As for the strain on social services, according to Day's office, in the last two years, on average the number of people served by the county's social services department has increased by 15 percent and the number of children in foster care has gone up 35 percent. They did not say what percentage of that was due to illegal immigrants.

Rockland Social Services Commissioner Joan Silvestri said the federal government should make it possible for undocumented migrants to receive social services.

"There are many reasons why children end up in foster care; one of the most high risk reasons is poverty," she said. "We’re forcing people to live in poverty."

According to the Cato Institute, a conservative think-tank, immigrants use significantly less welfare than native-born Americans.

Silvestri also said the coming cutback in SNAP benefits that had been increased during the COVID-19 pandemic would drive more people to food banks, upping the pressure on local nonprofits even more. Lawler would not say if he supported higher SNAP benefits but said the program was in the farm bill currently before Congress for reauthorization. "There's always a cost factor and that's part of the challenge," he said.

In another example, Day said more than 1,000 students had enrolled in the East Ramapo district since September, and that the district did not have enough language teachers. He did not elaborate. Patch reached out to East Ramapo officials to learn more but had not heard back before this article was posted.

Day also said pedophiles and the "criminalization of women" were immigration problems but did not link them specifically to Rockland County.

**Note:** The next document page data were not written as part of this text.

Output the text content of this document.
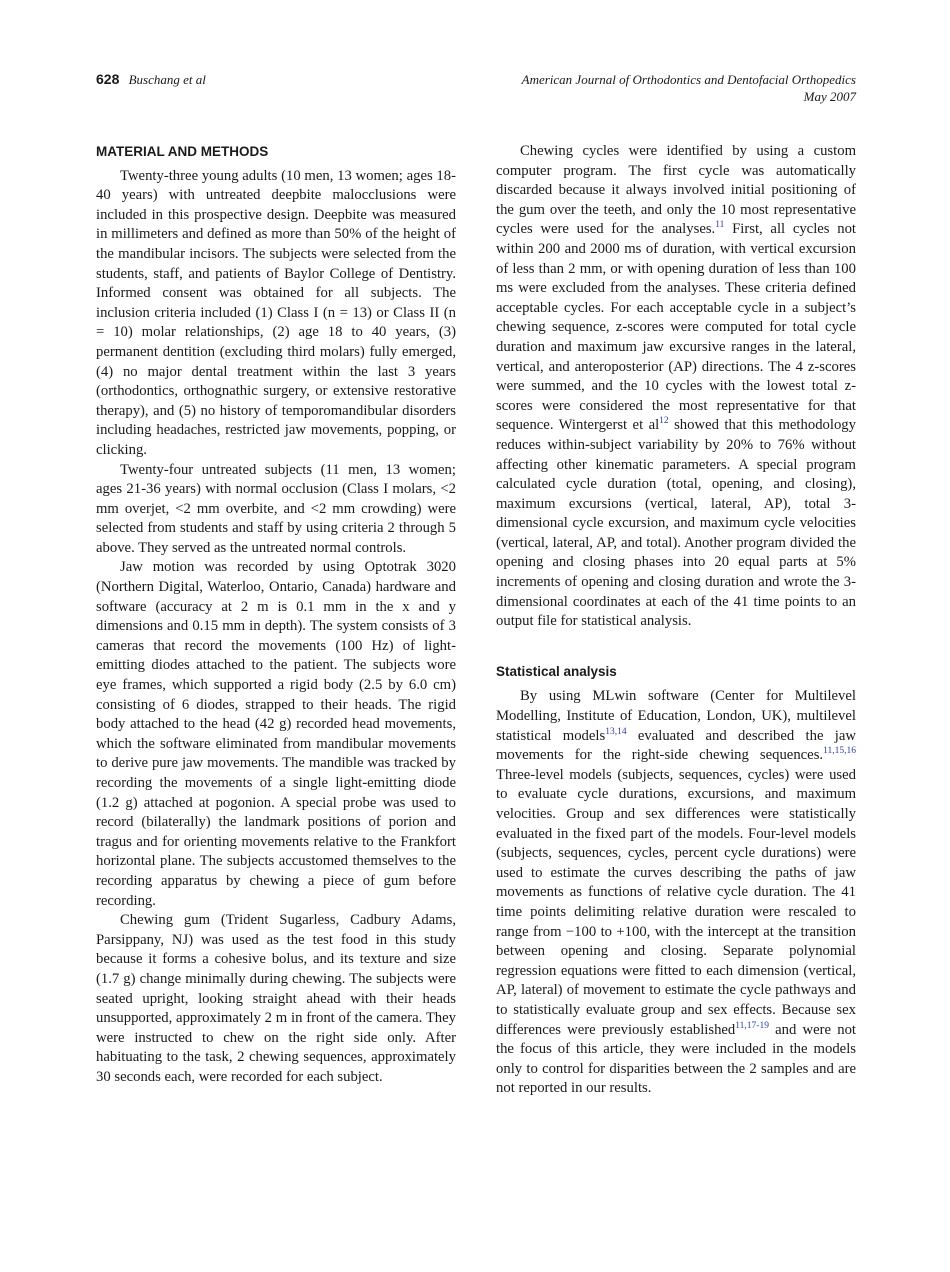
628 Buschang et al	American Journal of Orthodontics and Dentofacial Orthopedics
May 2007
MATERIAL AND METHODS

Twenty-three young adults (10 men, 13 women; ages 18-40 years) with untreated deepbite malocclusions were included in this prospective design. Deepbite was measured in millimeters and defined as more than 50% of the height of the mandibular incisors. The subjects were selected from the students, staff, and patients of Baylor College of Dentistry. Informed consent was obtained for all subjects. The inclusion criteria included (1) Class I (n = 13) or Class II (n = 10) molar relationships, (2) age 18 to 40 years, (3) permanent dentition (excluding third molars) fully emerged, (4) no major dental treatment within the last 3 years (orthodontics, orthognathic surgery, or extensive restorative therapy), and (5) no history of temporomandibular disorders including headaches, restricted jaw movements, popping, or clicking.

Twenty-four untreated subjects (11 men, 13 women; ages 21-36 years) with normal occlusion (Class I molars, <2 mm overjet, <2 mm overbite, and <2 mm crowding) were selected from students and staff by using criteria 2 through 5 above. They served as the untreated normal controls.

Jaw motion was recorded by using Optotrak 3020 (Northern Digital, Waterloo, Ontario, Canada) hardware and software (accuracy at 2 m is 0.1 mm in the x and y dimensions and 0.15 mm in depth). The system consists of 3 cameras that record the movements (100 Hz) of light-emitting diodes attached to the patient. The subjects wore eye frames, which supported a rigid body (2.5 by 6.0 cm) consisting of 6 diodes, strapped to their heads. The rigid body attached to the head (42 g) recorded head movements, which the software eliminated from mandibular movements to derive pure jaw movements. The mandible was tracked by recording the movements of a single light-emitting diode (1.2 g) attached at pogonion. A special probe was used to record (bilaterally) the landmark positions of porion and tragus and for orienting movements relative to the Frankfort horizontal plane. The subjects accustomed themselves to the recording apparatus by chewing a piece of gum before recording.

Chewing gum (Trident Sugarless, Cadbury Adams, Parsippany, NJ) was used as the test food in this study because it forms a cohesive bolus, and its texture and size (1.7 g) change minimally during chewing. The subjects were seated upright, looking straight ahead with their heads unsupported, approximately 2 m in front of the camera. They were instructed to chew on the right side only. After habituating to the task, 2 chewing sequences, approximately 30 seconds each, were recorded for each subject.

Chewing cycles were identified by using a custom computer program. The first cycle was automatically discarded because it always involved initial positioning of the gum over the teeth, and only the 10 most representative cycles were used for the analyses.$^{11}$ First, all cycles not within 200 and 2000 ms of duration, with vertical excursion of less than 2 mm, or with opening duration of less than 100 ms were excluded from the analyses. These criteria defined acceptable cycles. For each acceptable cycle in a subject’s chewing sequence, z-scores were computed for total cycle duration and maximum jaw excursive ranges in the lateral, vertical, and anteroposterior (AP) directions. The 4 z-scores were summed, and the 10 cycles with the lowest total z-scores were considered the most representative for that sequence. Wintergerst et al$^{12}$ showed that this methodology reduces within-subject variability by 20% to 76% without affecting other kinematic parameters. A special program calculated cycle duration (total, opening, and closing), maximum excursions (vertical, lateral, AP), total 3-dimensional cycle excursion, and maximum cycle velocities (vertical, lateral, AP, and total). Another program divided the opening and closing phases into 20 equal parts at 5% increments of opening and closing duration and wrote the 3-dimensional coordinates at each of the 41 time points to an output file for statistical analysis.

Statistical analysis

By using MLwin software (Center for Multilevel Modelling, Institute of Education, London, UK), multilevel statistical models$^{13,14}$ evaluated and described the jaw movements for the right-side chewing sequences.$^{11,15,16}$ Three-level models (subjects, sequences, cycles) were used to evaluate cycle durations, excursions, and maximum velocities. Group and sex differences were statistically evaluated in the fixed part of the models. Four-level models (subjects, sequences, cycles, percent cycle durations) were used to estimate the curves describing the paths of jaw movements as functions of relative cycle duration. The 41 time points delimiting relative duration were rescaled to range from −100 to +100, with the intercept at the transition between opening and closing. Separate polynomial regression equations were fitted to each dimension (vertical, AP, lateral) of movement to estimate the cycle pathways and to statistically evaluate group and sex effects. Because sex differences were previously established$^{11,17-19}$ and were not the focus of this article, they were included in the models only to control for disparities between the 2 samples and are not reported in our results.
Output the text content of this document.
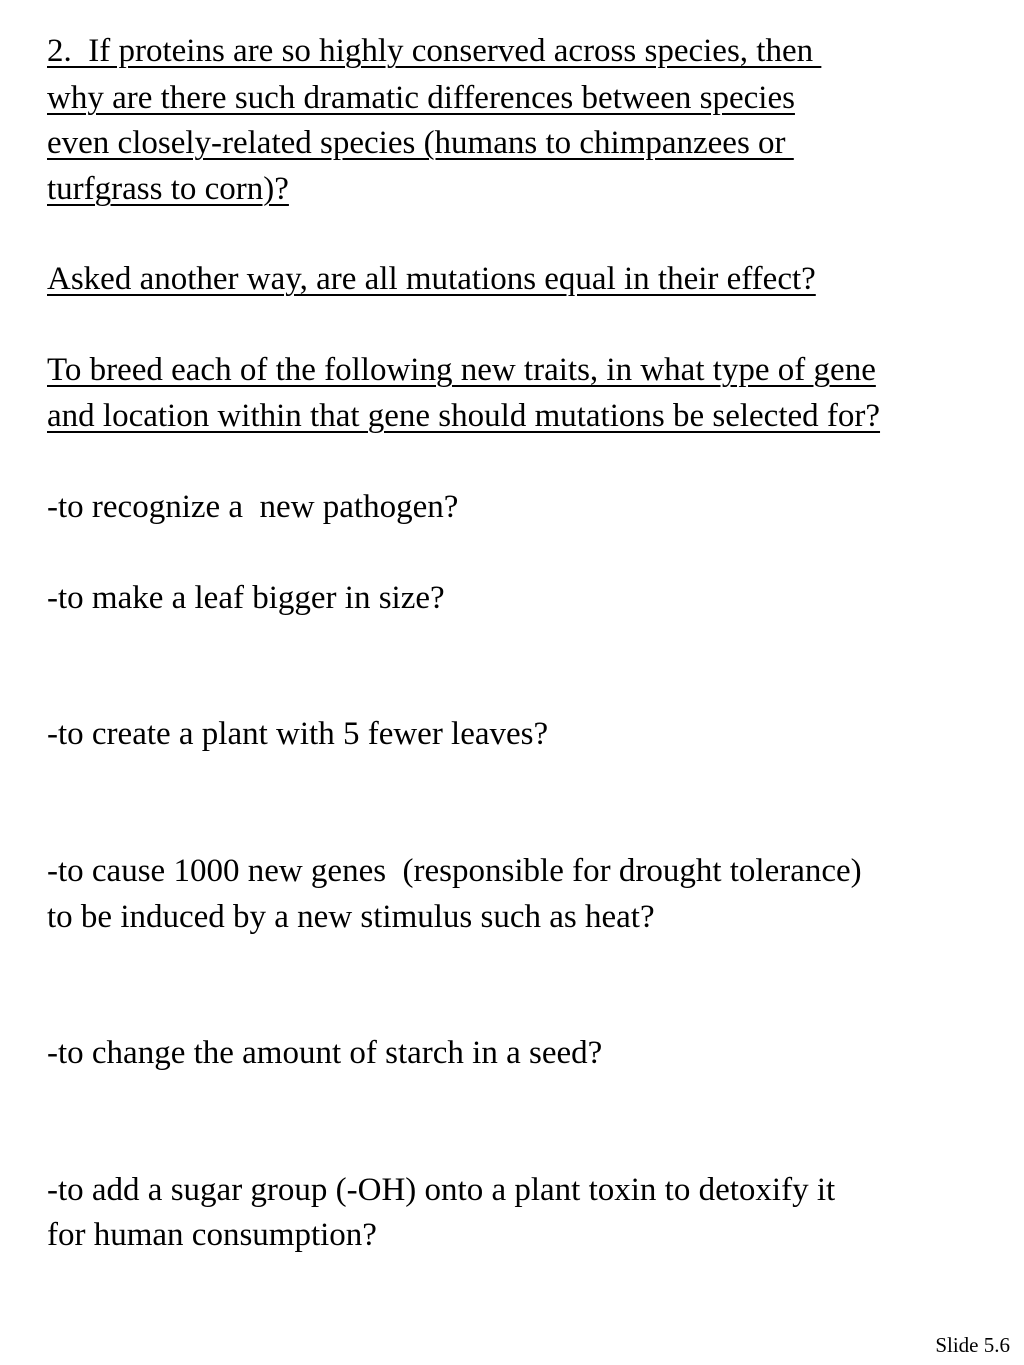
2.  If proteins are so highly conserved across species, then

why are there such dramatic differences between species

even closely-related species (humans to chimpanzees or

turfgrass to corn)?

Asked another way, are all mutations equal in their effect?

To breed each of the following new traits, in what type of gene

and location within that gene should mutations be selected for?

-to recognize a  new pathogen?

-to make a leaf bigger in size?

-to create a plant with 5 fewer leaves?

-to cause 1000 new genes  (responsible for drought tolerance)

to be induced by a new stimulus such as heat?

-to change the amount of starch in a seed?

-to add a sugar group (-OH) onto a plant toxin to detoxify it

for human consumption?

Slide 5.6
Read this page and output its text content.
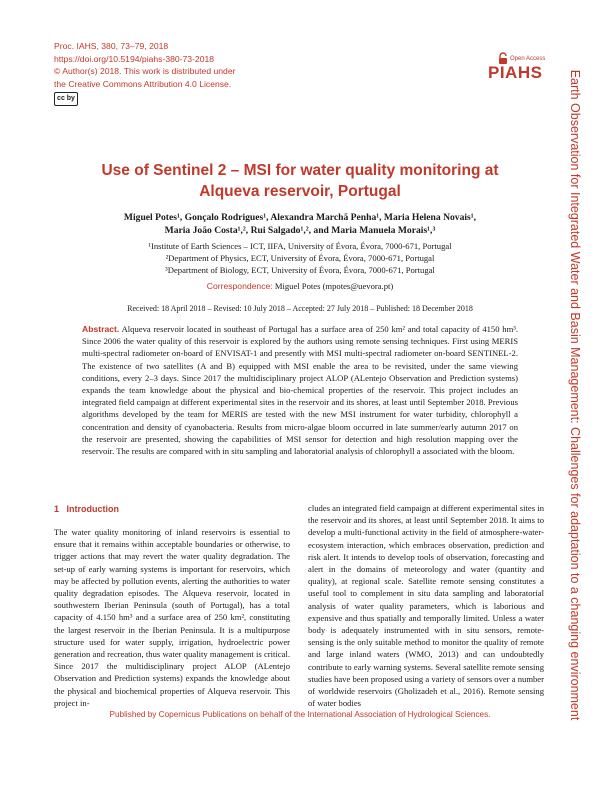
Proc. IAHS, 380, 73–79, 2018
https://doi.org/10.5194/piahs-380-73-2018
© Author(s) 2018. This work is distributed under
the Creative Commons Attribution 4.0 License.
cc by
Open Access
PIAHS
Use of Sentinel 2 – MSI for water quality monitoring at
Alqueva reservoir, Portugal
Miguel Potes¹, Gonçalo Rodrigues¹, Alexandra Marchã Penha¹, Maria Helena Novais¹,
Maria João Costa¹,², Rui Salgado¹,², and Maria Manuela Morais¹,³
¹Institute of Earth Sciences – ICT, IIFA, University of Évora, Évora, 7000-671, Portugal
²Department of Physics, ECT, University of Évora, Évora, 7000-671, Portugal
³Department of Biology, ECT, University of Évora, Évora, 7000-671, Portugal
Correspondence: Miguel Potes (mpotes@uevora.pt)
Received: 18 April 2018 – Revised: 10 July 2018 – Accepted: 27 July 2018 – Published: 18 December 2018
Abstract. Alqueva reservoir located in southeast of Portugal has a surface area of 250 km² and total capacity of 4150 hm³. Since 2006 the water quality of this reservoir is explored by the authors using remote sensing techniques. First using MERIS multi-spectral radiometer on-board of ENVISAT-1 and presently with MSI multi-spectral radiometer on-board SENTINEL-2. The existence of two satellites (A and B) equipped with MSI enable the area to be revisited, under the same viewing conditions, every 2–3 days. Since 2017 the multidisciplinary project ALOP (ALentejo Observation and Prediction systems) expands the team knowledge about the physical and bio-chemical properties of the reservoir. This project includes an integrated field campaign at different experimental sites in the reservoir and its shores, at least until September 2018. Previous algorithms developed by the team for MERIS are tested with the new MSI instrument for water turbidity, chlorophyll a concentration and density of cyanobacteria. Results from micro-algae bloom occurred in late summer/early autumn 2017 on the reservoir are presented, showing the capabilities of MSI sensor for detection and high resolution mapping over the reservoir. The results are compared with in situ sampling and laboratorial analysis of chlorophyll a associated with the bloom.
1 Introduction
The water quality monitoring of inland reservoirs is essential to ensure that it remains within acceptable boundaries or otherwise, to trigger actions that may revert the water quality degradation. The set-up of early warning systems is important for reservoirs, which may be affected by pollution events, alerting the authorities to water quality degradation episodes. The Alqueva reservoir, located in southwestern Iberian Peninsula (south of Portugal), has a total capacity of 4.150 hm³ and a surface area of 250 km², constituting the largest reservoir in the Iberian Peninsula. It is a multipurpose structure used for water supply, irrigation, hydroelectric power generation and recreation, thus water quality management is critical. Since 2017 the multidisciplinary project ALOP (ALentejo Observation and Prediction systems) expands the knowledge about the physical and biochemical properties of Alqueva reservoir. This project in-
cludes an integrated field campaign at different experimental sites in the reservoir and its shores, at least until September 2018. It aims to develop a multi-functional activity in the field of atmosphere-water-ecosystem interaction, which embraces observation, prediction and risk alert. It intends to develop tools of observation, forecasting and alert in the domains of meteorology and water (quantity and quality), at regional scale. Satellite remote sensing constitutes a useful tool to complement in situ data sampling and laboratorial analysis of water quality parameters, which is laborious and expensive and thus spatially and temporally limited. Unless a water body is adequately instrumented with in situ sensors, remote-sensing is the only suitable method to monitor the quality of remote and large inland waters (WMO, 2013) and can undoubtedly contribute to early warning systems. Several satellite remote sensing studies have been proposed using a variety of sensors over a number of worldwide reservoirs (Gholizadeh et al., 2016). Remote sensing of water bodies
Published by Copernicus Publications on behalf of the International Association of Hydrological Sciences.	Earth Observation for Integrated Water and Basin Management: Challenges for adaptation to a changing environment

Both he and Lawler also linked the national drug crisis to illegal immigrant drug traffickers. "...Our broken immigration system and the Biden Administration's unwillingness to deal with it is resulting in an inflow of drugs like fentanyl into our communities," Lawler said.

The Cato Institute disagrees. In 2022, it said fentanyl is "overwhelmingly smuggled by U.S. citizens almost entirely for U.S. citizen consumers."

Lawler said tens of thousands of migrants were coming across the southern border between the United States and Mexico daily. According to estimates from the Department of Homeland Security between 9,000 to 14,000 migrants could try to cross the southern border daily once a pandemic-era rule ends that has kept their numbers lower.

"It is the federal government's responsibility to help us and help these families and individuals resettling in our community," Day said.

Lawler said the new group he and Garcia were planning would look at the whole picture. "This is a multi-pronged problem," Lawler said, citing immigrants coming through Westchester County Airport, 11 million undocumented residents nationwide, backlogged asylum courts and a "broken" legal immigration system. The problem won't be fixed "unless there’s a comprehensive approach and both sides are willing to give," he said. "You have to secure the border. There has to be a pathway to documentation."

"Immigration has a net positive impact," he said, adding that his vision was to create a process to allow anyone from anywhere in the world who wanted to, to come to the United States.